On Wednesday, the Bureau of Labor Statistics (BLS) posted producer price indexes (PPIs) for April, calculated from prices gathered around April 10. AGC posted tables showing PPIs relevant to construction. The PPI for inputs to construction—a measure of both goods (55%) and services (45%) used in every type of construction—slid 2.9% from March to April, reflecting the sudden decline in demand for many items, and fell 4.1% year-over-year (y/y) from April 2019 to April 2020. Those were the largest one- and 12-month declines since the series began in December 2014. The goods input series, which dates to June 1986, also had its largest-ever monthly decrease, -4.4%, and the largest y/y decrease since 2009, -7.3%. The PPI for energy inputs to construction plummeted 35% for the month and 52% y/y. The PPI for nonenergy goods inputs declined 0.4% for the month but increased 0.5% y/y; the index for services inputs fell 1.0% from March and was flat y/y. Items important to construction with large 1- or 12-month changes include: diesel fuel, down 28% for the month and 48% y/y; copper and brass mill shapes, -4.3% and -12%, respectively; aluminum mill shapes, -4.5% and -12% steel mill products, -1.0% and -11%; and lumber and plywood, -6.1% and -4.1%. The PPI for new nonresidential building construction—a measure of the price that contractors say they would charge to build a fixed set of buildings—increased 0.5%, not seasonally adjusted, from March and 2.9% y/y, the smallest y/y rise since October 2017. Increases in PPIs for subcontractors’ new, repair and maintenance work on nonresidential buildings were closely bunched: 2.2% y/y for concrete contractors, 2.6% for plumbing contractors, 2.7% for electrical contractors and 3.2% for roofing contractors.
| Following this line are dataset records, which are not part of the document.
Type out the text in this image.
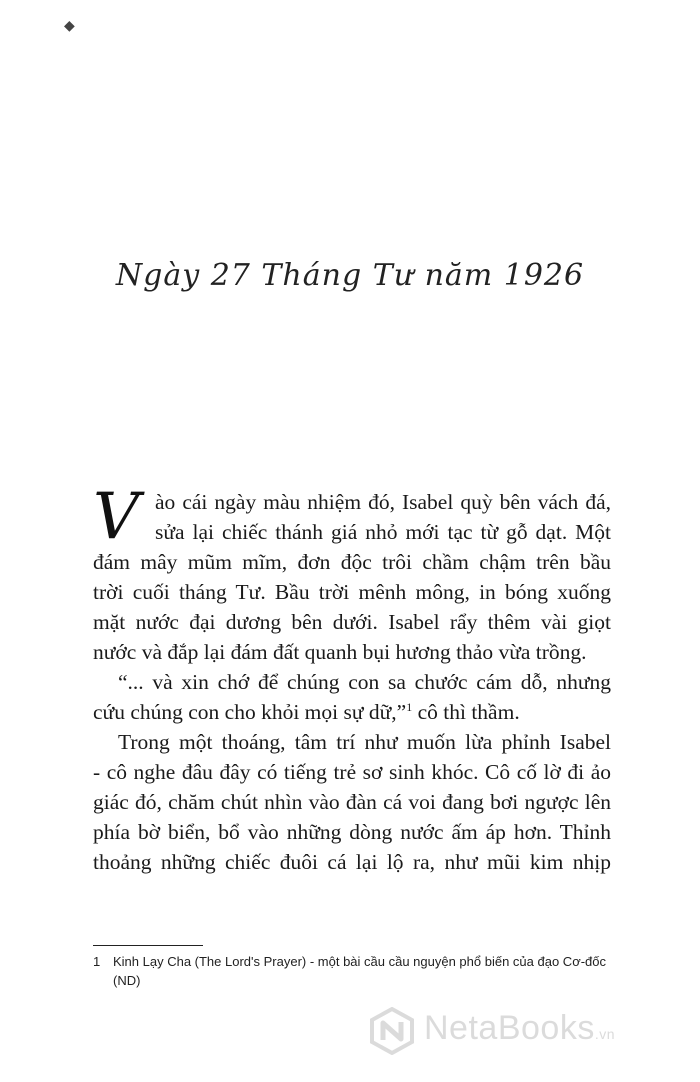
◆
Ngày 27 Tháng Tư năm 1926
V ào cái ngày màu nhiệm đó, Isabel quỳ bên vách đá,
sửa lại chiếc thánh giá nhỏ mới tạc từ gỗ dạt. Một
đám mây mũm mĩm, đơn độc trôi chầm chậm trên bầu
trời cuối tháng Tư. Bầu trời mênh mông, in bóng xuống
mặt nước đại dương bên dưới. Isabel rẩy thêm vài giọt
nước và đắp lại đám đất quanh bụi hương thảo vừa trồng.
“... và xin chớ để chúng con sa chước cám dỗ, nhưng
cứu chúng con cho khỏi mọi sự dữ,”$^1$ cô thì thầm.
Trong một thoáng, tâm trí như muốn lừa phỉnh Isabel
- cô nghe đâu đây có tiếng trẻ sơ sinh khóc. Cô cố lờ đi ảo
giác đó, chăm chút nhìn vào đàn cá voi đang bơi ngược lên
phía bờ biển, bổ vào những dòng nước ấm áp hơn. Thỉnh
thoảng những chiếc đuôi cá lại lộ ra, như mũi kim nhịp
1 Kinh Lạy Cha (The Lord's Prayer) - một bài cầu cầu nguyện phổ biến của đạo Cơ-đốc (ND)
NetaBooks.vn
There were 243,000 job openings in construction, not seasonally adjusted, at the end of March, down 31% from the March 2019 total of 354,000, yet still the second-highest March total in the series’ 20-year history, BLS reported on Friday in its latest Job Openings and Labor Turnover Survey (JOLTS) release. Construction firms hired 380,000 employees in March, 8.6% more than the March 2019 total of 350,000 and the most for March since 2010. Layoffs and discharges more than tripled y/y, from 156,000 in March 2019 to 589,000, eclipsing the previous record for any month (535,000 in January 2009). Quits declined by 21% y/y, from 133,000 in March 2019 to 105,000, the lowest March total since 2015. The huge jump in layoffs and decline in openings while hires increased indicates how abruptly the market collapsed over the course of the month. BLS noted, “The [JOLTS] reference periods…are the pay period that includes the 12th of the month for employment, the last business day of the month for job openings, and the entire calendar month for hires and separations. The JOLTS program does not estimate employment, but does collect employment during the collection process to validate reported job openings, hires, and separations. Employees who are laid off from their job at any time during the month are reported in the layoffs and discharges measure, and in total separations.”